If you run paid on Google Ads, Meta, and LinkedIn, your Monday morning probably looks like this: export from each platform, paste into a master sheet, build a blended ROAS view, write the client update. A couple of hours gone before any decision gets made.
AI chat tools promised to fix this. They did not, fully. Most of the Model Context Protocol (MCP) servers that shipped in the last 12 months solve the problem for a single platform: one MCP for Google Ads, another for Meta, another for LinkedIn. You still end up with three conversations, three contexts, and no cross-channel view inside the AI.
This guide shows the alternative: a single multi-source MCP that lets Claude reason across all your paid channels in one conversation. We cover four concrete workflows (budget reallocation, creative winners, blended ROAS, anomaly detection), the setup, the limits, and when it falls short.
The single-platform MCP trap
Every major ad platform now has at least one open-source or commercial MCP server. Install it, connect your account, and Claude can query your Google Ads campaigns. Great.
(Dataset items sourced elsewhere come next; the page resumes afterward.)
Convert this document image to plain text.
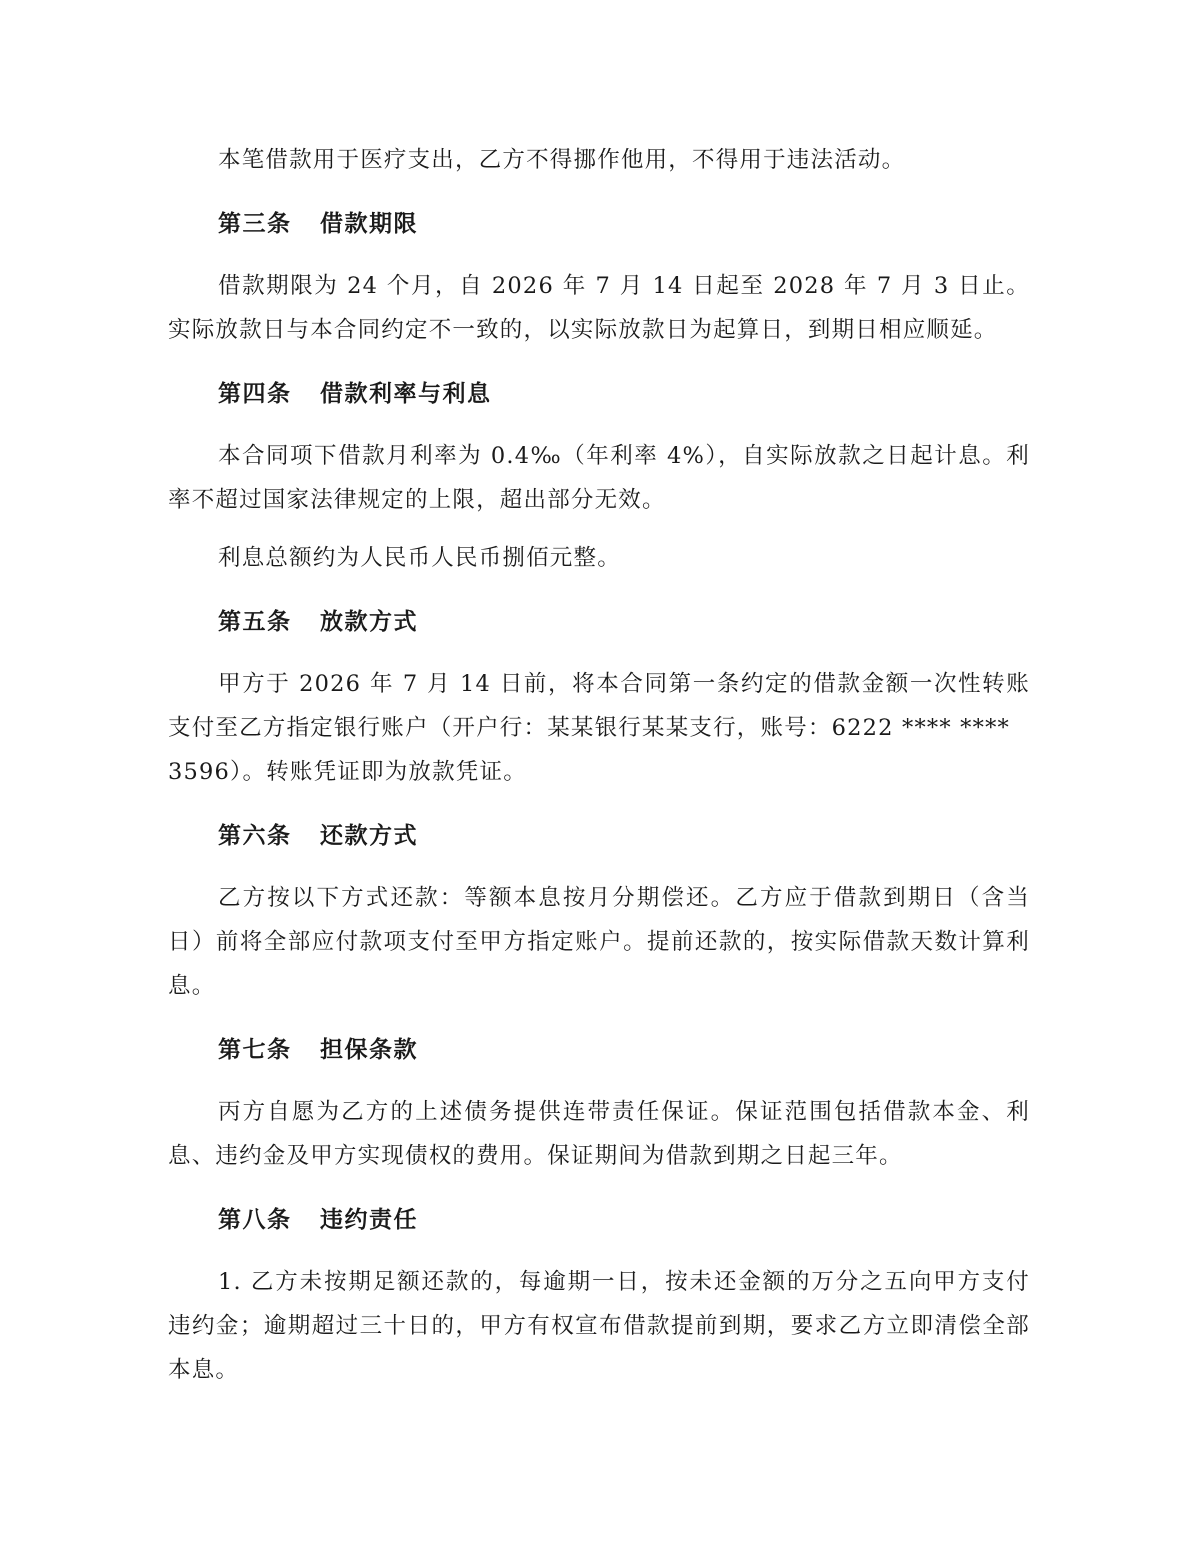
本笔借款用于医疗支出，乙方不得挪作他用，不得用于违法活动。

第三条 借款期限

借款期限为 24 个月，自 2026 年 7 月 14 日起至 2028 年 7 月 3 日止。实际放款日与本合同约定不一致的，以实际放款日为起算日，到期日相应顺延。

第四条 借款利率与利息

本合同项下借款月利率为 0.4‰（年利率 4%），自实际放款之日起计息。利率不超过国家法律规定的上限，超出部分无效。

利息总额约为人民币人民币捌佰元整。

第五条 放款方式

甲方于 2026 年 7 月 14 日前，将本合同第一条约定的借款金额一次性转账支付至乙方指定银行账户（开户行：某某银行某某支行，账号：6222 **** ****

3596）。转账凭证即为放款凭证。

第六条 还款方式

乙方按以下方式还款：等额本息按月分期偿还。乙方应于借款到期日（含当日）前将全部应付款项支付至甲方指定账户。提前还款的，按实际借款天数计算利息。

第七条 担保条款

丙方自愿为乙方的上述债务提供连带责任保证。保证范围包括借款本金、利息、违约金及甲方实现债权的费用。保证期间为借款到期之日起三年。

第八条 违约责任

1. 乙方未按期足额还款的，每逾期一日，按未还金额的万分之五向甲方支付违约金；逾期超过三十日的，甲方有权宣布借款提前到期，要求乙方立即清偿全部本息。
Then you ask: "Which channel delivered the lowest CPA last week?"
Claude cannot answer. It only sees Google Ads. It does not see your Meta spend or your LinkedIn leads. You open a second chat with the Meta MCP, copy the CPA number, paste it back into the first chat. Repeat for LinkedIn. You are doing the same CSV reconciliation as before, only inside a chat window instead of a spreadsheet.
This is the single-platform MCP trap. The channel fragmentation moved from your dashboards to your AI conversations. Same problem, new UI.
What changes with a multi-source MCP
One connection point, all your channels. Claude reasons across them the same way you would with a master spreadsheet, except it is instant.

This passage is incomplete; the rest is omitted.